The military, he added, needs to get better at identifying the candidates best suited for cyber jobs and better at sustaining and advancing their cyber warfare careers over the course of decades. To retain highly skilled personnel, Cyber Command must also ensure its people have an impressive quality of life, including access to outstanding educational opportunities for their children, top-quality medical care, desirable communities, and first-rate fitness centers and other amenities on post.

Stressing that strong resiliency services are vital to Cyber Command, Stewart said, “I cannot tell you how important it is to look after the mental aspects of our workforce. They see and hear things that are absolutely disgusting. It has got to have an impact on them… If you do nothing else except invest in the resiliency of our workforce, I would be one happy individual.” 
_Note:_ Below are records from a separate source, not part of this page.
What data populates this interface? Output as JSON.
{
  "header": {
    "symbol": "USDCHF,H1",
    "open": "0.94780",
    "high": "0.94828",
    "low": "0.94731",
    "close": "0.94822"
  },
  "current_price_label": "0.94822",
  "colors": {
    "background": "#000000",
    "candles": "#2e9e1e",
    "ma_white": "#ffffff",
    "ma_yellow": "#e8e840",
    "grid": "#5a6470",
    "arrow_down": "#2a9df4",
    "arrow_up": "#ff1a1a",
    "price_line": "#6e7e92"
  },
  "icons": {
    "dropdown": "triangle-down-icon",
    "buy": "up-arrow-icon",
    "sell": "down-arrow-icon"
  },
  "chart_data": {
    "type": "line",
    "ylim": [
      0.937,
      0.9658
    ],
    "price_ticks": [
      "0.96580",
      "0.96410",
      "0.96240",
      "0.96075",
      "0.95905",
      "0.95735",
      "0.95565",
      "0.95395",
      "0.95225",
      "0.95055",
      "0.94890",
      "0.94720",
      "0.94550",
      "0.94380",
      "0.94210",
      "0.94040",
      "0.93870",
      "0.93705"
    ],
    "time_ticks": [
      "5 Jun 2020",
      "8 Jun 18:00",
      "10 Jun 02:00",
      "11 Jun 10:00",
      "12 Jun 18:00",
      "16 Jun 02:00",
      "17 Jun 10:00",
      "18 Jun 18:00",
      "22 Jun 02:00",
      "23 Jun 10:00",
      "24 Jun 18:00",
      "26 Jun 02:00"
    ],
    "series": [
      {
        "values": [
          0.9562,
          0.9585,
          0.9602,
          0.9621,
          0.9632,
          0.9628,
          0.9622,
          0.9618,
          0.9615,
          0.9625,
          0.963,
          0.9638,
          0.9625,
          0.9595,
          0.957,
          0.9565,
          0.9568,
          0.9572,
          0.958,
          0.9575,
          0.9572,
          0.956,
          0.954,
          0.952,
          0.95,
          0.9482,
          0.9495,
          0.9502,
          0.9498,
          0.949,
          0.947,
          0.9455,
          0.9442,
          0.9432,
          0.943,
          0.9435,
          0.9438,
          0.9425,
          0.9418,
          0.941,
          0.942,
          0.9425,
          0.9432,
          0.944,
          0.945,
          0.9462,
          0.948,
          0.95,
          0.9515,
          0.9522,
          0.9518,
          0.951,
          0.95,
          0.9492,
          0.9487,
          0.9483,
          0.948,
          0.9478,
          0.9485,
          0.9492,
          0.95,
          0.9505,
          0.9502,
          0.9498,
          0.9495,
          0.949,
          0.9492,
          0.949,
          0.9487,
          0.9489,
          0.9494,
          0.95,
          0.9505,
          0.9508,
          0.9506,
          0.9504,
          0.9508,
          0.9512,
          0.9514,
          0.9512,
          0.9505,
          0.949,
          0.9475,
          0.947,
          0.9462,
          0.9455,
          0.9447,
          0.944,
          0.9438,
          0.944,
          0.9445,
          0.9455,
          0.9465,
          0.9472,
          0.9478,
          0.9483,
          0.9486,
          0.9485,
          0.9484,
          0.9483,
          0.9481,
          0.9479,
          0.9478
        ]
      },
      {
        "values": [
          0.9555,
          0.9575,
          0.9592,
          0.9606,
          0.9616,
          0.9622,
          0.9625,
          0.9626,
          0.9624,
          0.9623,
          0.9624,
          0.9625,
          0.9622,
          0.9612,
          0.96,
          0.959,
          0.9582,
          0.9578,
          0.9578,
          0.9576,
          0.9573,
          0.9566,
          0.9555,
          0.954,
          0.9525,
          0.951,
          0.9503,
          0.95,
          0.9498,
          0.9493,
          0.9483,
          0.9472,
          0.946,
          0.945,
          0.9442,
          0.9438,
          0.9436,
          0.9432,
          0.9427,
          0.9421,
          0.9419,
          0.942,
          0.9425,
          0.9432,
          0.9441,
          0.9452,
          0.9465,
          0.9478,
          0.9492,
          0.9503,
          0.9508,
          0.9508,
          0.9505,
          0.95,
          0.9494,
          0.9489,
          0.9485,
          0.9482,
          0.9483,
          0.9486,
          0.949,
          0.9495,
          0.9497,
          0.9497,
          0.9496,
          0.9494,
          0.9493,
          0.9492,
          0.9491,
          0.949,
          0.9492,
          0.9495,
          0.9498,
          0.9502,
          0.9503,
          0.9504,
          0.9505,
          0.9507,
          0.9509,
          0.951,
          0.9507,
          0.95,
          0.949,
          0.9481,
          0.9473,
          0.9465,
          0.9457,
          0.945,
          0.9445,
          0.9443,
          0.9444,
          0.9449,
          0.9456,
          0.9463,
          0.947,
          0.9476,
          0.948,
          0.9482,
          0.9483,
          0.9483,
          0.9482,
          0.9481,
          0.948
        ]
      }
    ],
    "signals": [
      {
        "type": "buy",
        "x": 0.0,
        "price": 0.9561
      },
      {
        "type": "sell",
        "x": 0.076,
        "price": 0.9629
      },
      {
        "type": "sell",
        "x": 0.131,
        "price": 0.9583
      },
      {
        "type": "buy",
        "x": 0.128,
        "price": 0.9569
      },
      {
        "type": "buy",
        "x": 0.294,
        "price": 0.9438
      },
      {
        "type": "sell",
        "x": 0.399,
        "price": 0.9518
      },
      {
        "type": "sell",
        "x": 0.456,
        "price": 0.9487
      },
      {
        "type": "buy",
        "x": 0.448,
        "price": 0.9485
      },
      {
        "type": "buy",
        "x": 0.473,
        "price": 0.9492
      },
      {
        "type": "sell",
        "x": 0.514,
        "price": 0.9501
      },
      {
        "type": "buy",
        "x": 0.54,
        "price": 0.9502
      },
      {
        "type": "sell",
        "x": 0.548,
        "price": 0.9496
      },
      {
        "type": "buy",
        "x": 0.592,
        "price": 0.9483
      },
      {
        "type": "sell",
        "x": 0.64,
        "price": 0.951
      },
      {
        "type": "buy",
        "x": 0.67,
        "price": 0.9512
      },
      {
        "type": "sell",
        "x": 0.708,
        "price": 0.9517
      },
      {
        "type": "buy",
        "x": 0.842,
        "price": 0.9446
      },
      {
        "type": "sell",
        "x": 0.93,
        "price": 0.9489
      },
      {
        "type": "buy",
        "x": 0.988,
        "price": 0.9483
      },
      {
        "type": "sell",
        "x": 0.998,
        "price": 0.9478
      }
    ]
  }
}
Industry can play additional roles in supporting the mission of U.S. Cyber Command. Still a new organization, Cyber Command has not yet fully staffed or stood up its acquisitions operations. And Cyber Command leaders are looking to diverge from traditional military or intelligence acquisition models. For example, the Command partnered with the Maryland Innovation and Security Institute to create DreamPort, a state-of-the-art technology facility designed to enable public-private interactions and drive the development of new cyber technologies.

“I’m a big open source guy. I am a big believer in the wisdom of the crowd,” Stewart said. “DreamPort is absolutely critical for us because that is the place where we hope we will be able to take all of our greatest challenges in this space and give industry partners an opportunity to help us solve problems.”

Cyber Command will also be seeking innovations on a faster pace.

“We want solutions delivered to our workforce within 90 to 180 days,” Stewart said. “That means we are going to have to disrupt the entire acquisition model and I’m okay with that.”

U.S. Cyber Command is still evolving its operations while it is actively carrying out its three main missions – defending the Department of Defense information network, holding targets at risk, and helping combatant commanders integrate cyber space operations into their war fighting plans. The work, Stewart said, is a little like “flying the airplane while we’re building it.”

Cyber Command still needs to develop a fully integrated cyber tactical system that can deliver a single, comprehensive picture of cyber operations (and replace the current environment that segments information across multiple views). It needs to determine how to best organize cyber teams for combat, integrate those efforts into kinetic warfare and eventually expand the number of cyber combat teams.

“We do not have enough forces to defend all of the things that are demanded of us right now,” Stewart said. In exercises, Cyber Command has run short of teams to protect infrastructure while also supporting combat by other U.S. forces.

However, “we are on the mission today and we will only get better,” Stewart said. “Not everybody wants us to be in this space because they know when the Department of Defense rolls in, we are the 800-pound gorilla and we will dominate in this space.”